Manyetik alanı daha yakından gözlemlemek için mıknatısı ele alalım. Bir mıknatıs N (North=kuzey) ve S (South=Güney) olmak üzere iki manyetik kutba sahiptir.
Manyetik alan çizgileri, mıknatısın manyetik N kutbundan çıkarak manyetik S kutbuna geri döner. Bu hareket kısır bir döngü olarak tekrarlanır ve kapalı bir döngü oluşturur.
Manyetik alanları oluşturan elektronlar, hem kendi eksenleri etrafında hem de bulundukları atomun çekirdeklerinin etrafında hareket ederler ve elektronların hareketi bir manyetik alan oluşturur. Bu sayede alan içerisinde bulunan malzemelere de manyetik özelliklerine göre bir kuvvet uygular.
Mıknatısın demir, nikel ve kobalt gibi bazı metalleri çekmesini bu duruma örnek olarak gösterebiliriz.
MANYETİK ALANIN KEŞFİ
MÖ 13. yüzyılda Çin'de pusula kullanılmaktaydı. Yunanların MÖ 800 yıllarında manyetizma hakkında bilgileri vardı. Manyetit taşının (Fe3O4) demir parçalarını çektiğini keşfettiler.

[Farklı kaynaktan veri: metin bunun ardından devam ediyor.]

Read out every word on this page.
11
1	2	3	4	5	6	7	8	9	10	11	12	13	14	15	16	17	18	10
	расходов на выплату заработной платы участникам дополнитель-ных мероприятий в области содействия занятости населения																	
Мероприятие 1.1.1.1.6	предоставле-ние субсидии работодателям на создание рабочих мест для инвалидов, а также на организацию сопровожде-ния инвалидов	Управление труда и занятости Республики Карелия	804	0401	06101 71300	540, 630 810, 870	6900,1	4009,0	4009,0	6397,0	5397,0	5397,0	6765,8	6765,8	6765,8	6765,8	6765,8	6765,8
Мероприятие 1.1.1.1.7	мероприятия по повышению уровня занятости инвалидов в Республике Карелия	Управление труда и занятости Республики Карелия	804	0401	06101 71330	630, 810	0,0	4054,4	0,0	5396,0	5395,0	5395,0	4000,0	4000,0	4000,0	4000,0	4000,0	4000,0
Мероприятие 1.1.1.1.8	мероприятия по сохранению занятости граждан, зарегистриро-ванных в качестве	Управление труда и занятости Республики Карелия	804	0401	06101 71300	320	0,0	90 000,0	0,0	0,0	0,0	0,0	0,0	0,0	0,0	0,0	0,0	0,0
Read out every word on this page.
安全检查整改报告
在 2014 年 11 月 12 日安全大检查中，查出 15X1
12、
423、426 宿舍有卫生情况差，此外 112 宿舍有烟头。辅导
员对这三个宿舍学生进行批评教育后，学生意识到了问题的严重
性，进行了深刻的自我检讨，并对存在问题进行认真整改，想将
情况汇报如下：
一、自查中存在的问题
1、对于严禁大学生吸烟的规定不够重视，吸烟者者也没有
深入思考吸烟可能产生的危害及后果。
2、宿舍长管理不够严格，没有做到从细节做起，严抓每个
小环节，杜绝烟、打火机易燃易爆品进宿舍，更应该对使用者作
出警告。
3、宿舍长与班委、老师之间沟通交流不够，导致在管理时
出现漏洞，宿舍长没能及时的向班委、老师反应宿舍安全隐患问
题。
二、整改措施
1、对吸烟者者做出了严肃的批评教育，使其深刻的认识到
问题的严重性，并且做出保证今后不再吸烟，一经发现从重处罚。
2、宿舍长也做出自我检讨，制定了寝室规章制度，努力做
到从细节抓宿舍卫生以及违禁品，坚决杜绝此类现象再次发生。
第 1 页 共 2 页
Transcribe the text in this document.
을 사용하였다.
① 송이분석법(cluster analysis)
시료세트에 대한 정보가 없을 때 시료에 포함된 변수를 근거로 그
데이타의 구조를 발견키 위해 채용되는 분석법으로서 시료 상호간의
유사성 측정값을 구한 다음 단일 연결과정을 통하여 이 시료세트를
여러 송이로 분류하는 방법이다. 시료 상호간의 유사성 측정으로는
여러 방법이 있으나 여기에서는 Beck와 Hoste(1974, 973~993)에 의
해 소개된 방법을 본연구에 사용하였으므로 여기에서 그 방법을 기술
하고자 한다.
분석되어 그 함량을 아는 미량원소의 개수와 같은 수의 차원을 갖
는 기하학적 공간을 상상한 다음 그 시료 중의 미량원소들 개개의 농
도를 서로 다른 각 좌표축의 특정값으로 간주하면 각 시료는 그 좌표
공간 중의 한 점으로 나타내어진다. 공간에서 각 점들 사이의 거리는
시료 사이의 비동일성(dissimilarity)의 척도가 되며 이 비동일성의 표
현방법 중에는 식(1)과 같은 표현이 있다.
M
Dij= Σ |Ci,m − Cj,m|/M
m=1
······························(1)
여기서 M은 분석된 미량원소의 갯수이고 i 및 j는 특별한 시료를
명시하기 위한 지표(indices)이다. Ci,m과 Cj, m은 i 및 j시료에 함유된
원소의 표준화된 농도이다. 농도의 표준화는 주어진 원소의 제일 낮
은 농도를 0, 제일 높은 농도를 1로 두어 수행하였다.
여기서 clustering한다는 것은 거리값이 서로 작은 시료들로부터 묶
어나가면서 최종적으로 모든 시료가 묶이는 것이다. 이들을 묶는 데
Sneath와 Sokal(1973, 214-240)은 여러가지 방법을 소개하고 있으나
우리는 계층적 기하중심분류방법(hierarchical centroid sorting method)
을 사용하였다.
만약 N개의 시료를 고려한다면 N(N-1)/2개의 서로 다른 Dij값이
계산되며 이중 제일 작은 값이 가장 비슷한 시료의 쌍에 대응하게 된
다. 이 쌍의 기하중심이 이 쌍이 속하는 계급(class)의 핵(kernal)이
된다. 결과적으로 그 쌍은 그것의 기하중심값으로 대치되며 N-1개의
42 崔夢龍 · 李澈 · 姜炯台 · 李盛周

Efsaneye göre Manyetit adı, sürüsünü otlatırken ayakkabısının çivileri ve sopasının ucu büyük manyetit parçalarına yapışıp kalan Magnes adlı çobandan geliyor.
1269'da Pierre de Maricourt, doğal küresel bir mıknatıs yüzeyinin çeşitli noktalarına bir iğne yerleştirerek iğnenin aldığı yönlerin haritasını oluşturdu.
Yönlerin, kürenin çap boyunca karşılıklı iki noktasından geçen ve küreyi kuşatan çizgiler oluşturduklarını gördü.
Bu noktalara mıknatısın kutupları adını verdi. Daha sonraki deneyler, şekli ne olursa olsun her mıknatısın kuzey ve güney kutup denen iki kutbu olduğunu gösterdi.